Children sit at desks for several hours a day for 12 years. No wonder they wonder how to “cheat the system.” What is a student held accountable for? On what grade he writes a test. And already how he will do it – is of secondary importance. And yet the school, for the sake of the future of the next generations, should teach the opposite: responsibility, honesty, and cooperation.
Why did you become a teacher?
I’ll be honest: by coincidence. I don’t and never have taught full-time. I wouldn’t be able to. Part-time work, however, gives me a lot.
What, for example?
By developing others, I develop myself. I have learned how to explain complex issues in a simple way. Besides, young people, of course not all, want to change the world. Thanks to being with them, I haven’t grown out of it either.
You also work for the Copernicus Science Center. Does that help you maintain balance?
Yes, but these activities are elements of the same path I have set for myself. At Copernicus, I’m working on a project related to the exhibition “The Future is Today,” which touches on issues such as algorithms, Artificial Intelligence, climate change, and soon there will also be a part related to modern medicine. So, the exhibition shows some phenomena that are already happening (and their scale is going to get bigger and bigger) and is supposed to make us think about what direction we are going in and what direction we want to go. This, in turn, is supposed to teach us to take responsibility. We don’t have to be just passive observers of a changing world. We can take the future into our own hands. This strongly fits with my view of the world and what I want.
And what do you want?
I want a better world. And the key to a better world is to take responsibility for it. I am a teacher, and above all, I am a mother. I want to raise my children to be honest and solid people who make conscious decisions. And I want them to live in a world that is not about to fall apart.
Doesn’t school prepare you for a responsible, conscious life?
School is now serfdom for most students. They just want to survive it. Imagine going to a new job where you are constantly evaluated, controlled, and humiliated, in which you simply see no point – and you have no way to change that job for another eight years. This simple exercise of imagination shows what students face under the previous system, which is still in place.
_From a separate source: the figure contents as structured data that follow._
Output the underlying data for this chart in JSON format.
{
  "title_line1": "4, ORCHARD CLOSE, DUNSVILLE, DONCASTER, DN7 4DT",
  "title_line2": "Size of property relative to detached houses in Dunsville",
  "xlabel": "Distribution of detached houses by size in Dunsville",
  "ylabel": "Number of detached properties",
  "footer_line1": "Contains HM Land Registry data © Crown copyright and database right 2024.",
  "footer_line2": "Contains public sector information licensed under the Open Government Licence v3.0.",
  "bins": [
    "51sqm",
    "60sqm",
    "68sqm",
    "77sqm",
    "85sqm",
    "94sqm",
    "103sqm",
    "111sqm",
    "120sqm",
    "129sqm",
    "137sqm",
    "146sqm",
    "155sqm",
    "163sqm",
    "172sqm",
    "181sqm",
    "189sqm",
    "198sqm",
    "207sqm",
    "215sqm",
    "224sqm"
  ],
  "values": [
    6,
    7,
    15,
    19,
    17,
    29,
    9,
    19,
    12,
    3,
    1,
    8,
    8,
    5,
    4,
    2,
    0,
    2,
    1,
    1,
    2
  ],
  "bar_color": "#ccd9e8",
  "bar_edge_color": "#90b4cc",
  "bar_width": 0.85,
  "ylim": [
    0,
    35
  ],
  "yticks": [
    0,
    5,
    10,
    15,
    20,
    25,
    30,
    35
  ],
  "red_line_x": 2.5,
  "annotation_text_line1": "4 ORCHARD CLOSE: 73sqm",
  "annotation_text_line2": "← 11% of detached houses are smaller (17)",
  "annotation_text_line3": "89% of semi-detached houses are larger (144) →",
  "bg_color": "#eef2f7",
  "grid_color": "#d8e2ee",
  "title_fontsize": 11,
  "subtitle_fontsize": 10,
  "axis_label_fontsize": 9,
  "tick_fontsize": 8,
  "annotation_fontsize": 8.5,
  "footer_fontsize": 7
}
You used opposite expressions.
Intentionally. I say “previous system,” although it is, after all, still in place, to emphasize its outdatedness, but also my strong conviction – not only mine – that it is high time to change it. If we want schools that teach how to live well and wisely, then education needs not so much to be rebuilt as to be built anew. From the foundations. And I dream of participating in that process.